Does the existence of diversity contradict the belief that there is one Humanity, or does it provide the means to discover our inherent unity? Can the diversity which is so apparent on the outer planes of human experience be transformed from a means of exclusion, a source of injustice and denial of opportunity, into a way to discover the spiritual purpose working out through the vast range of differences in the world of forms? At a certain stage in the quest to comprehend the unity not only of humanity but of all life, the inquirer on the Way inevitably must confront the need to understand the cause of diversity on the plane of forms.
For many, it’s easier to accept the idea of a subjective unifying principle underlying all life than it is to appreciate the seemingly limitless diversity of the manifested worlds. It seems to be a fundamental human tendency to draw borders around one’s own “people”, whether clan, tribe, race, religion, or even nation, and to view everyone outside those borders as “the other”—not necessarily threatening, just…different. Yet the sense that there is a subjective unity behind the outer complexities of human experience has quietly nudged at human consciousness for centuries. As an ancient verse from the Koran declares: O mankind! We have created you from male and female and made you peoples and tribes that you may know one another.
That you may know one another…This intuitive recognition suggests that diversity is not only unavoidable but that it’s essential to the manifestation of unity, and therefore isn’t something to be overcome but to be understood as purposeful in the working out of the divine Plan. Diversity isn’t only an effect; it is also causal, for it compels the human imagination to expand its field of awareness beyond the known and familiar—one’s own “people” and “tribe”—to include and appreciate the richness of human experience in all its differentiations. Why the marvelous mosaic created by humanity hasn’t been more readily welcomed but instead has all too often generated fear and even animosity is one of the most troubling aspects of human history, with roots so deep that even the most learned psychologists and spiritual teachers struggle to explain it.
Esoteric teaching provides a useful framework by defining the progression of the one Life as a triplicity—spirit/consciousness/form—and the subsequent sevenfold expression of this synthesis: The one expresses itself as three, and then differentiates into the seven. The ancient spiritual teacher Patanjali asserted that consciousness is one, unified, yet it produces the varied forms of the many. The homogeneous is the cause of the heterogeneous; the One is responsible for the many.
The expansion of consciousness depends upon learning to see oneself as a sentient part of a sentient whole, and, ultimately, to become merged in the whole. Yet all the while the sense of identity is retained; the realisation of individual self-awareness persists and at the same time breaks through the barriers to Self-awareness—the recognition of the one Soul permeating all life in manifestation.
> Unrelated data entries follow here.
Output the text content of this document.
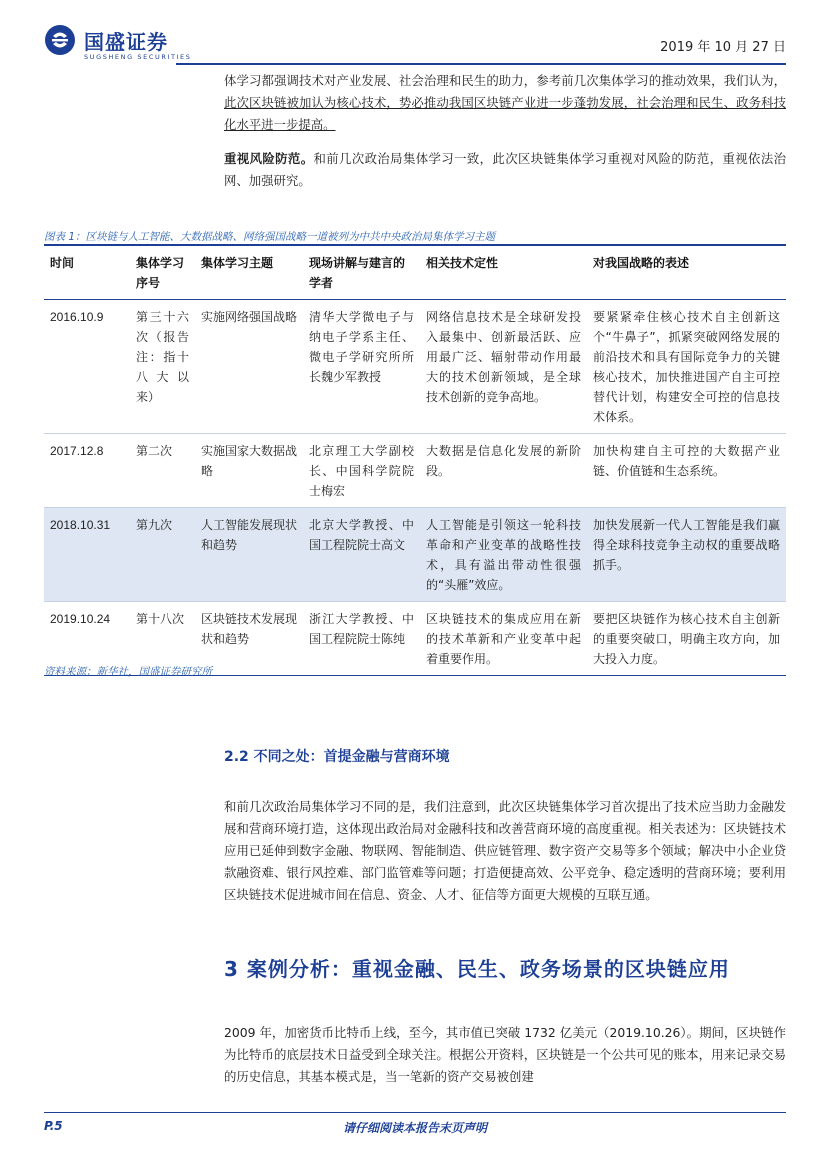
国盛证券
SUGSHENG SECURITIES
2019 年 10 月 27 日
体学习都强调技术对产业发展、社会治理和民生的助力，参考前几次集体学习的推动效果，我们认为，此次区块链被加认为核心技术，势必推动我国区块链产业进一步蓬勃发展，社会治理和民生、政务科技化水平进一步提高。
重视风险防范。和前几次政治局集体学习一致，此次区块链集体学习重视对风险的防范，重视依法治网、加强研究。
图表 1：区块链与人工智能、大数据战略、网络强国战略一道被列为中共中央政治局集体学习主题
时间	集体学习序号	集体学习主题	现场讲解与建言的学者	相关技术定性	对我国战略的表述
2016.10.9	第三十六次（报告注：指十八大以来）	实施网络强国战略	清华大学微电子与纳电子学系主任、微电子学研究所所长魏少军教授	网络信息技术是全球研发投入最集中、创新最活跃、应用最广泛、辐射带动作用最大的技术创新领域，是全球技术创新的竞争高地。	要紧紧牵住核心技术自主创新这个“牛鼻子”，抓紧突破网络发展的前沿技术和具有国际竞争力的关键核心技术，加快推进国产自主可控替代计划，构建安全可控的信息技术体系。
2017.12.8	第二次	实施国家大数据战略	北京理工大学副校长、中国科学院院士梅宏	大数据是信息化发展的新阶段。	加快构建自主可控的大数据产业链、价值链和生态系统。
2018.10.31	第九次	人工智能发展现状和趋势	北京大学教授、中国工程院院士高文	人工智能是引领这一轮科技革命和产业变革的战略性技术，具有溢出带动性很强的“头雁”效应。	加快发展新一代人工智能是我们赢得全球科技竞争主动权的重要战略抓手。
2019.10.24	第十八次	区块链技术发展现状和趋势	浙江大学教授、中国工程院院士陈纯	区块链技术的集成应用在新的技术革新和产业变革中起着重要作用。	要把区块链作为核心技术自主创新的重要突破口，明确主攻方向，加大投入力度。
资料来源：新华社，国盛证券研究所
2.2 不同之处：首提金融与营商环境
和前几次政治局集体学习不同的是，我们注意到，此次区块链集体学习首次提出了技术应当助力金融发展和营商环境打造，这体现出政治局对金融科技和改善营商环境的高度重视。相关表述为：区块链技术应用已延伸到数字金融、物联网、智能制造、供应链管理、数字资产交易等多个领域；解决中小企业贷款融资难、银行风控难、部门监管难等问题；打造便捷高效、公平竞争、稳定透明的营商环境；要利用区块链技术促进城市间在信息、资金、人才、征信等方面更大规模的互联互通。
3 案例分析：重视金融、民生、政务场景的区块链应用
2009 年，加密货币比特币上线，至今，其市值已突破 1732 亿美元（2019.10.26）。期间，区块链作为比特币的底层技术日益受到全球关注。根据公开资料，区块链是一个公共可见的账本，用来记录交易的历史信息，其基本模式是，当一笔新的资产交易被创建
P.5	请仔细阅读本报告末页声明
The individual contribution enriches the whole as it becomes intelligently and willingly offered to Something beyond one’s comprehension.
The realization of that goal lies far ahead for most of us. Perhaps all we can understand at this point is that diversity isn’t only tolerable but necessary to express the sheer stupendous comprehensiveness of divine Life. Ultimately, there may be no better summation of the relationship between unity and diversity than a statement that is well known but too ancient to be attributed reliably to a particular individual: God is a circle whose centre is everywhere and whose circumference is nowhere. No one and no thing stands outside the all-encompassing, innately unifying, manifestation of Divinity.